National Archeological Museum


Executive exhibition design and project management


2011

A pioneering experience of museum devolution of the turn of the century, the National Archeological Museum of Castigioncello, probably the smallest of its kind, was devolved by the Superintendent of Etruria Antiquities, Luigi Adriano Milani, to accommodate the numerous tomb goods found during the urbanization of the coastal center.
According to Milani’s wishes, the museum needed to keep the relationship alive between the archeological finds and the community, but simultaneously giving “new attractions” to the town that was beginning to become a tourist destination.
The museum was built on private land donated for this purpose and the “form” of the museum was designed by Milani himself. He based it on a model of a cinerary Etruscan urn shaped like a small temple, externally decorated and in polychrome cement, which also came from sacred Etruscan buildings.
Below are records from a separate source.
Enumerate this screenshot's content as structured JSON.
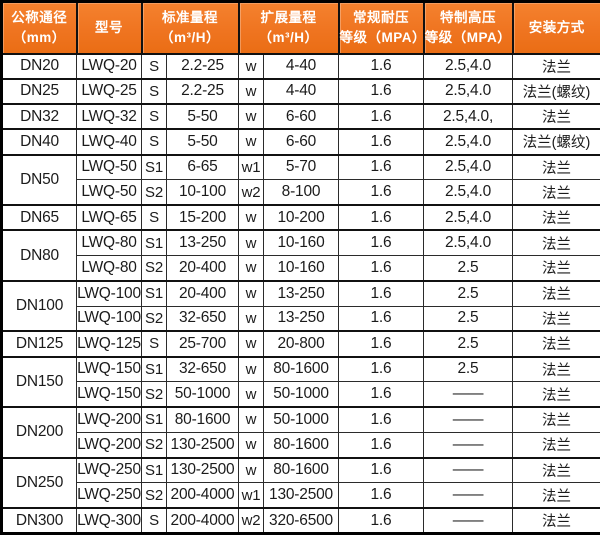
{
  "colors": {
    "header_bg": "#ef7420",
    "header_text": "#ffffff",
    "border": "#111111",
    "cell_text": "#1b1b1b"
  },
  "table": {
    "headers": [
      {
        "line1": "公称通径",
        "line2": "（mm）"
      },
      {
        "line1": "型号",
        "line2": ""
      },
      {
        "line1": "标准量程",
        "line2": "（m³/H）"
      },
      {
        "line1": "扩展量程",
        "line2": "（m³/H）"
      },
      {
        "line1": "常规耐压",
        "line2": "等级（MPA）"
      },
      {
        "line1": "特制高压",
        "line2": "等级（MPA）"
      },
      {
        "line1": "安装方式",
        "line2": ""
      }
    ],
    "groups": [
      {
        "dn": "DN20",
        "rows": [
          {
            "model": "LWQ-20",
            "std_code": "S",
            "std_range": "2.2-25",
            "ext_code": "w",
            "ext_range": "4-40",
            "pressure": "1.6",
            "special": "2.5,4.0",
            "install": "法兰"
          }
        ]
      },
      {
        "dn": "DN25",
        "rows": [
          {
            "model": "LWQ-25",
            "std_code": "S",
            "std_range": "2.2-25",
            "ext_code": "w",
            "ext_range": "4-40",
            "pressure": "1.6",
            "special": "2.5,4.0",
            "install": "法兰(螺纹)"
          }
        ]
      },
      {
        "dn": "DN32",
        "rows": [
          {
            "model": "LWQ-32",
            "std_code": "S",
            "std_range": "5-50",
            "ext_code": "w",
            "ext_range": "6-60",
            "pressure": "1.6",
            "special": "2.5,4.0,",
            "install": "法兰"
          }
        ]
      },
      {
        "dn": "DN40",
        "rows": [
          {
            "model": "LWQ-40",
            "std_code": "S",
            "std_range": "5-50",
            "ext_code": "w",
            "ext_range": "6-60",
            "pressure": "1.6",
            "special": "2.5,4.0",
            "install": "法兰(螺纹)"
          }
        ]
      },
      {
        "dn": "DN50",
        "rows": [
          {
            "model": "LWQ-50",
            "std_code": "S1",
            "std_range": "6-65",
            "ext_code": "w1",
            "ext_range": "5-70",
            "pressure": "1.6",
            "special": "2.5,4.0",
            "install": "法兰"
          },
          {
            "model": "LWQ-50",
            "std_code": "S2",
            "std_range": "10-100",
            "ext_code": "w2",
            "ext_range": "8-100",
            "pressure": "1.6",
            "special": "2.5,4.0",
            "install": "法兰"
          }
        ]
      },
      {
        "dn": "DN65",
        "rows": [
          {
            "model": "LWQ-65",
            "std_code": "S",
            "std_range": "15-200",
            "ext_code": "w",
            "ext_range": "10-200",
            "pressure": "1.6",
            "special": "2.5,4.0",
            "install": "法兰"
          }
        ]
      },
      {
        "dn": "DN80",
        "rows": [
          {
            "model": "LWQ-80",
            "std_code": "S1",
            "std_range": "13-250",
            "ext_code": "w",
            "ext_range": "10-160",
            "pressure": "1.6",
            "special": "2.5,4.0",
            "install": "法兰"
          },
          {
            "model": "LWQ-80",
            "std_code": "S2",
            "std_range": "20-400",
            "ext_code": "w",
            "ext_range": "10-160",
            "pressure": "1.6",
            "special": "2.5",
            "install": "法兰"
          }
        ]
      },
      {
        "dn": "DN100",
        "rows": [
          {
            "model": "LWQ-100",
            "std_code": "S1",
            "std_range": "20-400",
            "ext_code": "w",
            "ext_range": "13-250",
            "pressure": "1.6",
            "special": "2.5",
            "install": "法兰"
          },
          {
            "model": "LWQ-100",
            "std_code": "S2",
            "std_range": "32-650",
            "ext_code": "w",
            "ext_range": "13-250",
            "pressure": "1.6",
            "special": "2.5",
            "install": "法兰"
          }
        ]
      },
      {
        "dn": "DN125",
        "rows": [
          {
            "model": "LWQ-125",
            "std_code": "S",
            "std_range": "25-700",
            "ext_code": "w",
            "ext_range": "20-800",
            "pressure": "1.6",
            "special": "2.5",
            "install": "法兰"
          }
        ]
      },
      {
        "dn": "DN150",
        "rows": [
          {
            "model": "LWQ-150",
            "std_code": "S1",
            "std_range": "32-650",
            "ext_code": "w",
            "ext_range": "80-1600",
            "pressure": "1.6",
            "special": "2.5",
            "install": "法兰"
          },
          {
            "model": "LWQ-150",
            "std_code": "S2",
            "std_range": "50-1000",
            "ext_code": "w",
            "ext_range": "50-1000",
            "pressure": "1.6",
            "special": "——",
            "install": "法兰"
          }
        ]
      },
      {
        "dn": "DN200",
        "rows": [
          {
            "model": "LWQ-200",
            "std_code": "S1",
            "std_range": "80-1600",
            "ext_code": "w",
            "ext_range": "50-1000",
            "pressure": "1.6",
            "special": "——",
            "install": "法兰"
          },
          {
            "model": "LWQ-200",
            "std_code": "S2",
            "std_range": "130-2500",
            "ext_code": "w",
            "ext_range": "80-1600",
            "pressure": "1.6",
            "special": "——",
            "install": "法兰"
          }
        ]
      },
      {
        "dn": "DN250",
        "rows": [
          {
            "model": "LWQ-250",
            "std_code": "S1",
            "std_range": "130-2500",
            "ext_code": "w",
            "ext_range": "80-1600",
            "pressure": "1.6",
            "special": "——",
            "install": "法兰"
          },
          {
            "model": "LWQ-250",
            "std_code": "S2",
            "std_range": "200-4000",
            "ext_code": "w1",
            "ext_range": "130-2500",
            "pressure": "1.6",
            "special": "——",
            "install": "法兰"
          }
        ]
      },
      {
        "dn": "DN300",
        "rows": [
          {
            "model": "LWQ-300",
            "std_code": "S",
            "std_range": "200-4000",
            "ext_code": "w2",
            "ext_range": "320-6500",
            "pressure": "1.6",
            "special": "——",
            "install": "法兰"
          }
        ]
      }
    ]
  }
}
First inaugurated in 1916, it then had a slow decline because of its isolated position on the top of a promontory above the sea. In 1973 the museum was closed and emptied of all its objects.
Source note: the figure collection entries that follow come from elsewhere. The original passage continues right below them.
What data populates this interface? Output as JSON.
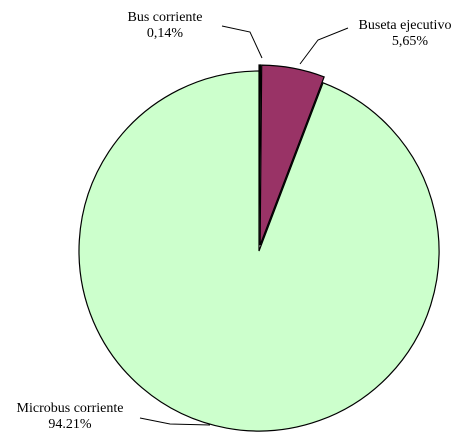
{
  "chart_data": {
    "type": "pie",
    "categories": [
      "Bus corriente",
      "Buseta ejecutivo",
      "Microbus corriente"
    ],
    "values": [
      0.14,
      5.65,
      94.21
    ],
    "value_labels": [
      "0,14%",
      "5,65%",
      "94.21%"
    ],
    "colors": [
      "#000000",
      "#993366",
      "#ccffcc"
    ]
  }
}
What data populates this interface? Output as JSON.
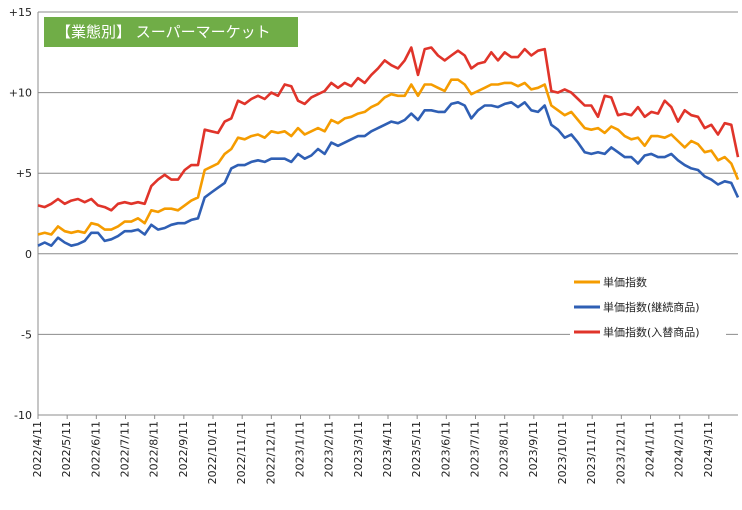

It re-opened in the summer of 2011, after a thorough restoration, with all of its original collection and a completely renewed exhibition design.
Starting from the idea to consider the building and its objects as a single, inseparable entity, the exhibition design abandoned the traditional typology of multiple glass display cabinets for a single, large, sealed showcase thus inverting the usual relationship established between the visitor and the object. Like a “second skin” the showcase protects the objects displayed on shelves and maintains the microclimate of the space within the established relative humidity parameters. Its perfect transparency allows the visitor to admire the collection while envisioning the architectural elements to which it is bound.